How They Make You Buy

How They Make You Buy

You enter a supermarket at your own risk. The store manager knows you better than you do how you will behave – which way you will walk, where you will look. And he exploits his knowledge with a ruthlessness guaranteed to shoot holes in your bank account.

1 On entering a closed space, our natural impulse is to look left, but to scan and to move right – i.e. clockwise. So, a supermarket entrance will usually be on the left-hand side of the building. The lay-out of the supermarket is designed to carry customers clockwise, aisle by aisle, around the store.

2 Supermarkets mainly sell frozen, tinned and preserved foods. Still, displays of fruit, vegetables, flowers and houseplants are placed immediately inside the entrance to create an image of freshness, healthy eating and even “greenness”.

3 The commonest background colour in supermarkets is green.

4 Basic foods such as tea, coffee, bread, meat, sugar, eggs carry either low-profit or medium-profit margins. So, they are placed well apart and towards the back of the supermarket. On their way to these basic foods, customers are thereby “led” through as many aisles as possible, where tempting, higher-margin items are displayed.

5 Supermarkets regularly move certain foodstuffs in order to make customers change their habitual shopping patterns. In having to hunt down the new locations, customers are obliged to pay fresh attention to the whole store – and end up buying more.

6 Low-profit, regularly bought foods, tend to be stacked high in the narrower aisles. Here trolley speeds are at their maximum as customers grab left and right.

7 Wider aisles have the effect of slowing customers down, encouraging more attentive browsing, and boosting sales. The widest aisles contain the greatest proportion of high-margin foods.

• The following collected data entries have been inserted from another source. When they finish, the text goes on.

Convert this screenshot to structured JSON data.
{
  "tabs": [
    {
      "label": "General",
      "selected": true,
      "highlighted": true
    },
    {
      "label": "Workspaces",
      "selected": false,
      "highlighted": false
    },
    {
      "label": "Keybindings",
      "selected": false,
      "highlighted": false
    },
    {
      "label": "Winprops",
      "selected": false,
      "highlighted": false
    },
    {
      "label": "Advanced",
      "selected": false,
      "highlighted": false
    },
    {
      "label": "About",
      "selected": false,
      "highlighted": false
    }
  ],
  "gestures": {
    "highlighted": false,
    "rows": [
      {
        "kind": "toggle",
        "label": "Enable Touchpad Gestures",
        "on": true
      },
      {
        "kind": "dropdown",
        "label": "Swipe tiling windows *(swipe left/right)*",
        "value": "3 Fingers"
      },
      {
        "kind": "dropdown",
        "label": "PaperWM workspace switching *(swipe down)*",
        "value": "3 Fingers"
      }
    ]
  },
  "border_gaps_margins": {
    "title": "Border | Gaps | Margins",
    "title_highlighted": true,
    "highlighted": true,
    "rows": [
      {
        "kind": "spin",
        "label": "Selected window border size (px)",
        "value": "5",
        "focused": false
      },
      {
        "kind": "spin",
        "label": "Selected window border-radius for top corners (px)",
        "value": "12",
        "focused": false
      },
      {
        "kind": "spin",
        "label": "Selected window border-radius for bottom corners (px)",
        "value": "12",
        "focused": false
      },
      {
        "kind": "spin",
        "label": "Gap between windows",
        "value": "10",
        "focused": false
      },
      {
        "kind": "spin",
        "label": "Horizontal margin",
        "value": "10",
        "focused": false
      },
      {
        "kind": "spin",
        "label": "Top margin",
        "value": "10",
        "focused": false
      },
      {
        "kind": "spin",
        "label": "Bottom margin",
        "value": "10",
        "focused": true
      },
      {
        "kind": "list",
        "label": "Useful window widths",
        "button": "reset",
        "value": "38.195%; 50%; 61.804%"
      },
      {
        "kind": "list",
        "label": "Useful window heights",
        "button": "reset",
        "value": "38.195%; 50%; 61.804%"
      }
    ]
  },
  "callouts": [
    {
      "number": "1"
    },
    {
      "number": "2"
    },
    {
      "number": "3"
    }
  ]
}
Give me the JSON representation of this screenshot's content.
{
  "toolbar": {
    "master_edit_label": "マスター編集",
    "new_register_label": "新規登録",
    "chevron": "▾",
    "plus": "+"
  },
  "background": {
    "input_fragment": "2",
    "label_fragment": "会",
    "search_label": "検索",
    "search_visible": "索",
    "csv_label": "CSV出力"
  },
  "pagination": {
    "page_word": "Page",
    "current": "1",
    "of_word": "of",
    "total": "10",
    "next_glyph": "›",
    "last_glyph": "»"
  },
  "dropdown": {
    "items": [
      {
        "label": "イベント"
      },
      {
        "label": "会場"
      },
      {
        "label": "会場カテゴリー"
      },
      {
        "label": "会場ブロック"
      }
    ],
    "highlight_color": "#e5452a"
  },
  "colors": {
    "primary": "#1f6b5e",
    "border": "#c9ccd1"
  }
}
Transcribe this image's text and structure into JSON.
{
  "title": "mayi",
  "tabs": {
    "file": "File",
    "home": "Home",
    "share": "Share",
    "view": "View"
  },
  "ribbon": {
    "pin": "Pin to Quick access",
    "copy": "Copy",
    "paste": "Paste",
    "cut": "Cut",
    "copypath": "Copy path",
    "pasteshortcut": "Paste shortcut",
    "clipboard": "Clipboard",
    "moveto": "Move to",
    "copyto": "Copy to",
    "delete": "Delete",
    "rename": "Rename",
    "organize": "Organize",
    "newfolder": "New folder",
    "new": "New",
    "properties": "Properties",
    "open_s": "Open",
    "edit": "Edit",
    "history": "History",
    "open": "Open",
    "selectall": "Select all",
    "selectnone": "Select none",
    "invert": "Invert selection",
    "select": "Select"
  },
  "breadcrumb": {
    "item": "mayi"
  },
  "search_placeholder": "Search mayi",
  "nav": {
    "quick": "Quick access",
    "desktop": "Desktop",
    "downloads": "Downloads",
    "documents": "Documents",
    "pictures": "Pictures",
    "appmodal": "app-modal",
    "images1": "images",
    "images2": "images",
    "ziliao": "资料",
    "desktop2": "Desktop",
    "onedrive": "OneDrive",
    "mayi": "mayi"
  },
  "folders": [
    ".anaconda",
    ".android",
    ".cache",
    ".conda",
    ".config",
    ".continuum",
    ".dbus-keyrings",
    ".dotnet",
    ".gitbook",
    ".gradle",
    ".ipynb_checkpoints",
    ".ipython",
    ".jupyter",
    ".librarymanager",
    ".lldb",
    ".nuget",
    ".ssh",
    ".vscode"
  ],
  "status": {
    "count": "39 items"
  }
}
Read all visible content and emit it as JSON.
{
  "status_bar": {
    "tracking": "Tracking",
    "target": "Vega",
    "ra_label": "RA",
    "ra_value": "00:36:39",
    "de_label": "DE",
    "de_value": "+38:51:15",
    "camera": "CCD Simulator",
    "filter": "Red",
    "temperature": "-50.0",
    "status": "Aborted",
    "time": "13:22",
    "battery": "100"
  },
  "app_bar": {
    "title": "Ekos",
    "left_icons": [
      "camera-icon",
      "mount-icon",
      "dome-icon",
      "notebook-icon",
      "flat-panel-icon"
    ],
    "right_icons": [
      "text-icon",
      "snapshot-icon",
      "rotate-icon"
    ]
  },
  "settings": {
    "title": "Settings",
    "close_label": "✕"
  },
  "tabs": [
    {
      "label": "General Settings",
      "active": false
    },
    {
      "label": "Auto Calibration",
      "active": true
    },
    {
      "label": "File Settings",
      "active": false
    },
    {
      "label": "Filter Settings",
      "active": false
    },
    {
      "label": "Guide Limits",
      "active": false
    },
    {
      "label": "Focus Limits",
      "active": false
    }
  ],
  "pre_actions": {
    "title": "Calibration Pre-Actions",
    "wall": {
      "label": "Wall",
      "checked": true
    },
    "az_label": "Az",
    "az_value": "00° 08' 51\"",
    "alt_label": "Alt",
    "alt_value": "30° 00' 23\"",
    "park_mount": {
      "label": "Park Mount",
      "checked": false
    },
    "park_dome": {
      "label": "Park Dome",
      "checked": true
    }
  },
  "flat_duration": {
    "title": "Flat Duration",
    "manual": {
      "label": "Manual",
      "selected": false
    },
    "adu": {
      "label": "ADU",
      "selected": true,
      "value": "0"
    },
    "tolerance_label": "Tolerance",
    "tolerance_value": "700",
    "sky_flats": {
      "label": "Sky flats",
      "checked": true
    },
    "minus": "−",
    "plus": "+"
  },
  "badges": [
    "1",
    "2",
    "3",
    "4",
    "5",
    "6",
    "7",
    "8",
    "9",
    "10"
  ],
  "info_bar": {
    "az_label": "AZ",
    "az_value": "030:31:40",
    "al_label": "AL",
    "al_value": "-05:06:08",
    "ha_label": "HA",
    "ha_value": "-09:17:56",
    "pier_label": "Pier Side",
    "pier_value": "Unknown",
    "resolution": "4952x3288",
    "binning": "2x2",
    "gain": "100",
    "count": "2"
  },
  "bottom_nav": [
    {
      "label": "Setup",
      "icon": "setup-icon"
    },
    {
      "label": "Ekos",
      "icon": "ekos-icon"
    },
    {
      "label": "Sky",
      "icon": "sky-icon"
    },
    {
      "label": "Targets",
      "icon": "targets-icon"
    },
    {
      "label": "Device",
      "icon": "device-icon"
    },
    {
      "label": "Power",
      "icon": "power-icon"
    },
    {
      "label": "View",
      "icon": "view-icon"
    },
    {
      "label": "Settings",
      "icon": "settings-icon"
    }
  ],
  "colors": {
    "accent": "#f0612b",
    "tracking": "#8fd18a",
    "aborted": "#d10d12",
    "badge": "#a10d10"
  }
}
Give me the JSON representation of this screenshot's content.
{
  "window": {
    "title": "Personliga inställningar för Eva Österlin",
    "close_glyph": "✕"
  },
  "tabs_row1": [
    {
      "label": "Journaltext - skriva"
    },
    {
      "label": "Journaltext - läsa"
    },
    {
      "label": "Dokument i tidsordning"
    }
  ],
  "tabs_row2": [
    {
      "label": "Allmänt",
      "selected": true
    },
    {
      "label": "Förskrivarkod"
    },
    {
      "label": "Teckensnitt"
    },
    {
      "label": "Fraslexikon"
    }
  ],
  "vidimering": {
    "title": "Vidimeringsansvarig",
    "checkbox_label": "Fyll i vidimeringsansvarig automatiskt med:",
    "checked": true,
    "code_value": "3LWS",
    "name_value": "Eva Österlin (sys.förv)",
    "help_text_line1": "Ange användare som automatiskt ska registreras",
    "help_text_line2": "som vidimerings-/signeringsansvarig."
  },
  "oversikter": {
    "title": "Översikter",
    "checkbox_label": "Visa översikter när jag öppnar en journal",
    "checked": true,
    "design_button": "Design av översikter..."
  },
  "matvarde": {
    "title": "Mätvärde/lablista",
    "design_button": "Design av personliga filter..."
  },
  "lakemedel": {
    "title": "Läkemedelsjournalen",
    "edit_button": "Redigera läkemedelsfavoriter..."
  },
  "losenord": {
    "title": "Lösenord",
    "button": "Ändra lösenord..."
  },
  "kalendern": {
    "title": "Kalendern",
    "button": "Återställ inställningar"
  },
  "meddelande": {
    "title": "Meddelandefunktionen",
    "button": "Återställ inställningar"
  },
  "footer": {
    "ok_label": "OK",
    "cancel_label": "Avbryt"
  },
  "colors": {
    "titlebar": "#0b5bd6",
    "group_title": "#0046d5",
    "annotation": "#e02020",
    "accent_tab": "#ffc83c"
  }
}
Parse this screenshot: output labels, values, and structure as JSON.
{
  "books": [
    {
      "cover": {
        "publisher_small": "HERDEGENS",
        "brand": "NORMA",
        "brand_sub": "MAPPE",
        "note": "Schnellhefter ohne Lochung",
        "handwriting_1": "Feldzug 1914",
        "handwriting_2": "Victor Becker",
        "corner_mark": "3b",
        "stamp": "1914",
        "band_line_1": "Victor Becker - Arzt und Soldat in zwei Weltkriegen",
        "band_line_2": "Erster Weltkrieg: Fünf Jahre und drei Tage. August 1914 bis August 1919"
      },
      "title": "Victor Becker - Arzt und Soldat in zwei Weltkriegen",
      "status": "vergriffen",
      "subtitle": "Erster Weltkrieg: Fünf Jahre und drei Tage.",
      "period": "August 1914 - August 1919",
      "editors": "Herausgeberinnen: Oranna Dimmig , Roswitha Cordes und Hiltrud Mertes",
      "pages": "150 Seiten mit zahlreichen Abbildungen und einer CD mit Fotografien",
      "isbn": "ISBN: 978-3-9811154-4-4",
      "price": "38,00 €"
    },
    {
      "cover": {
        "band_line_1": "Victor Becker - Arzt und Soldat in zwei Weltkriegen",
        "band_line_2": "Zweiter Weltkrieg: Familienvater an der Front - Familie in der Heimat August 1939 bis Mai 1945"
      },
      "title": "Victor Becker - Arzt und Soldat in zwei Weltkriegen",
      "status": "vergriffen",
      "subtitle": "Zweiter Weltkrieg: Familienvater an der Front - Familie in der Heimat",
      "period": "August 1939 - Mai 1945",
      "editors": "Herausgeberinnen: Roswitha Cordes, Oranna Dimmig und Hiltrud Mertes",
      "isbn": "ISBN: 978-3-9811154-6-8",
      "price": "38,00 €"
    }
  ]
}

8 Eye-level is buy-level. Eye-level shelves generate the highest sales. Usually they are reserved for big-selling branded goods, or for the supermarket’s own label, low-cost but higher-margin goods.

9 Chiller cabinets for displaying ready-meals and other “value-added” items which carry margins of up to 125 per cent are also placed at eye-level.

10 “Dump bins” are put at the end of an aisle, offering dented tins and date-elapsing foods. They are unofficially known as “shit bins” after the logic that anything they contain will sell.

11 Sales increase according to the “law of super-abundance”. For example, more packets of cornflakes will be bought from a 20ft long display than from a 15ft one. It is also true that customers buy more readily from a fully stocked store.

12 When confronted by such volume and variety of goods, customers’ blink-rate falls from the “normal” of 32 to around 14 a minute. At the checkout, however, reviewing what they’ve bought, their blink-rate shoots up to around 50 a minute.

13 The major supermarkets prefer debit cards to cheques and credit cards, because the instant a debit card has been electronically “slashed” at the checkout, the money is in the supermarket’s account.